Não existe privacidade no Calohombo nem vergonha. E o pudor é uma coisa que existe em muito menor medida. As casas foram construídas tão próximas umas das outras que é possível ouvir o primeiro “caralho” ou “filho da puta” proferido por uma mãe filialmente tirada do sério… ou da cama. A arquitetura, vista pela lente dos jornalistas, é do tipo construções anárquicas. Não é barroca, moderna ou pós-moderna. É, além de periférica, do tipo construções anárquicas – sabem os jornalistas alguma coisa sobre arquitetura?

Em tempo de calor e concomitantemente tempo de chuva, o Calohombo é facilmente identificado pela qualidade do solo. Com um tom escuro, grande capacidade de retenção de água e de incubar mosquitos, o solo é contra sapatos novos. A chuva e o Calohombo não são amigos. Sempre que chove há que se ter estratégia para sair de casa, como envolver os sapatos em sacos de plástico, sair de casa de chinelos com os sapatos na mochila, substituir os habituais ténis por umas botas de borracha ou atravessar descalço as poças de água.  Depois do natural dilúvio, sair de casa exige visão estratégica ou implica ter dinheiro nos bolsos da calça.

Pois já é possível em algumas ruas ser levado às costas, de modo a que atravessemos as poças de água de forma tranquila e sem humidade, o que gera evidentemente transações sem intervenções bancárias. A economia, no Calohombo, é uma coisa verdadeiramente circular.  Adam Smith devia ter nascido cá.
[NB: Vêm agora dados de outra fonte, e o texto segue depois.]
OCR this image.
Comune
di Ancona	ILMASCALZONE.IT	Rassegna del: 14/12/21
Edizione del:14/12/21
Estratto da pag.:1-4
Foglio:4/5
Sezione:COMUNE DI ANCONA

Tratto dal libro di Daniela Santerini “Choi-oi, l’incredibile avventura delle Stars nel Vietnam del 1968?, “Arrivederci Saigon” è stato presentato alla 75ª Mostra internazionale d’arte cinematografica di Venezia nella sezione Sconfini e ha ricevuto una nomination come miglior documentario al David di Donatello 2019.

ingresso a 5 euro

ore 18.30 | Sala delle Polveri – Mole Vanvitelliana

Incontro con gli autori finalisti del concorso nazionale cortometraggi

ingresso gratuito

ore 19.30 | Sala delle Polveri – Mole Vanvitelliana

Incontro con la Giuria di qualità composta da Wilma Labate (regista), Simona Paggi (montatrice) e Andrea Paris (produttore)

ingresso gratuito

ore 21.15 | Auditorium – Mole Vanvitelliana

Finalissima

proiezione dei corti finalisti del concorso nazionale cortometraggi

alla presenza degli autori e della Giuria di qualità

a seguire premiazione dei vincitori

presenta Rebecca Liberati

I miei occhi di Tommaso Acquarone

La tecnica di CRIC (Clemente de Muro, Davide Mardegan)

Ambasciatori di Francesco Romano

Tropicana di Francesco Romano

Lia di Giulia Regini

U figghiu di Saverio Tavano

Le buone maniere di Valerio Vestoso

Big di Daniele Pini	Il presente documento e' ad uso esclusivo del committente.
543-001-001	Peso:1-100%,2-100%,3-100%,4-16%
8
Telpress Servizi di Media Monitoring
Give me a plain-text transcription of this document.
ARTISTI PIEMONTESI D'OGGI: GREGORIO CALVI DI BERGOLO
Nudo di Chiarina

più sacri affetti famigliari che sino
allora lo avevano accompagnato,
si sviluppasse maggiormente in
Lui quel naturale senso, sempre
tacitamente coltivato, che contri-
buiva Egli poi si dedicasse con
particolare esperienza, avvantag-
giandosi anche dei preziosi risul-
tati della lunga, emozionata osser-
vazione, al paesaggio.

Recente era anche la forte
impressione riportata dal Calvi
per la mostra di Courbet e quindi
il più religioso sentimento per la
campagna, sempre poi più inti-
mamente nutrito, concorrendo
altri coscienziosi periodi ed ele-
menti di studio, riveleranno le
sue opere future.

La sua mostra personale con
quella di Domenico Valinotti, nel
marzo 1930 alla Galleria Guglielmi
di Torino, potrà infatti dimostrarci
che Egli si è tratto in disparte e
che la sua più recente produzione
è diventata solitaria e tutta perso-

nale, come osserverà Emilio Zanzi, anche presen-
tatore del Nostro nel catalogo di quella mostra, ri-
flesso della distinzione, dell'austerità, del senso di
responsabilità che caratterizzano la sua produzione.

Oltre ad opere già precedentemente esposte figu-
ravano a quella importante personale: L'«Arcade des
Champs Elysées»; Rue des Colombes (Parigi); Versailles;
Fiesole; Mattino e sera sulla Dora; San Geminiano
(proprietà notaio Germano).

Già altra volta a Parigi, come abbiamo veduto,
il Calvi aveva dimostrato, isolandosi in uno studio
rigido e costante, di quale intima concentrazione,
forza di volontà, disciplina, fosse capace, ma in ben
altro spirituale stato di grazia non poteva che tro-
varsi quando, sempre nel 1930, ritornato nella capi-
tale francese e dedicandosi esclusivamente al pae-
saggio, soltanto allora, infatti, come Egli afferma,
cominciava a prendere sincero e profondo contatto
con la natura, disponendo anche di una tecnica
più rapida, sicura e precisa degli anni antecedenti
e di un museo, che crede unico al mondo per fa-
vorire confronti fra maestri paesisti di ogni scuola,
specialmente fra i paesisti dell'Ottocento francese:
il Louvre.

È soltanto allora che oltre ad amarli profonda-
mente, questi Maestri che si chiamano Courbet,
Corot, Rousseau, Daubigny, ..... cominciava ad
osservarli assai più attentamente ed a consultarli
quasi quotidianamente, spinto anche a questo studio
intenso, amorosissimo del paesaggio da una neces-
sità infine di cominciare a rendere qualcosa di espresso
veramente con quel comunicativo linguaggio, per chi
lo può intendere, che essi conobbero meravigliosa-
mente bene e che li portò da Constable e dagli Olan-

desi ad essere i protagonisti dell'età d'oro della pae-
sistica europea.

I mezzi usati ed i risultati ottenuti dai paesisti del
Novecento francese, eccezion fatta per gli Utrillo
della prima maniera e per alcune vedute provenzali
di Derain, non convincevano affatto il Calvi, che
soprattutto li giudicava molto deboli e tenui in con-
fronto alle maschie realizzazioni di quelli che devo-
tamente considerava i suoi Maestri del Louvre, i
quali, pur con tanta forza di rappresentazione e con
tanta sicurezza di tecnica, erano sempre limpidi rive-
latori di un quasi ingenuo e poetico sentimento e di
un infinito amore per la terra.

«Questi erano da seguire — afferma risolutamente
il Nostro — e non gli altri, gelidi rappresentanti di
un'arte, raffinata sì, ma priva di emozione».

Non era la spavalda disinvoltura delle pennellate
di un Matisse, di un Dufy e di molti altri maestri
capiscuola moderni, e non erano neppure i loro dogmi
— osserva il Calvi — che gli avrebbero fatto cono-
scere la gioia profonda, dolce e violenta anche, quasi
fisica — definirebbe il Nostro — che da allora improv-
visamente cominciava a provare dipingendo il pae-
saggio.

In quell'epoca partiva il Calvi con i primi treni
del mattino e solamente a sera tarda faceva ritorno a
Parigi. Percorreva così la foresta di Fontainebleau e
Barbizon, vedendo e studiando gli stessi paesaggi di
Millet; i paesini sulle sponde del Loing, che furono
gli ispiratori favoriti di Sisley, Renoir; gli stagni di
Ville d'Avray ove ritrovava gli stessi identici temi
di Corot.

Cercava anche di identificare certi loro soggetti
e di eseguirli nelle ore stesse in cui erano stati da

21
Tudo gera um lucro que é depois partilhado. Se te cortam a luz, pagas ao vizinho para fazer um gato, ou o técnico da ENDE que usou o alicate pede a sua taxa de religação, ou vais ao vizinho comprar uma vela. Ninguém tem tempo nem dinheiro para ir ao hipermercado quando se tem tomates frescos (e caros) na feira [o que no Português do Calohombo seria “capracinha”], mesmo ao lado da Paróquia S. Francisco Xavier, localização estratégica para alimentar o padre ou quem sabe se esteja à espera de S. Francisco de Assis para renunciar ali a sua herança.

A pobreza e a fé andam juntas.

Quem vive no Calohombo está sujeito a ser interpelado pelos filhos do alheio, seja lá quem for esse senhor, mas recomenda-se a calma e a tranquilidade, visto que os indivíduos cujo pai é o alheio são movidos por uma ética guardiã, embora discutível. Por andarem sempre em matilha, há sempre um cão que ladra não lhe mexe, esse é da banda.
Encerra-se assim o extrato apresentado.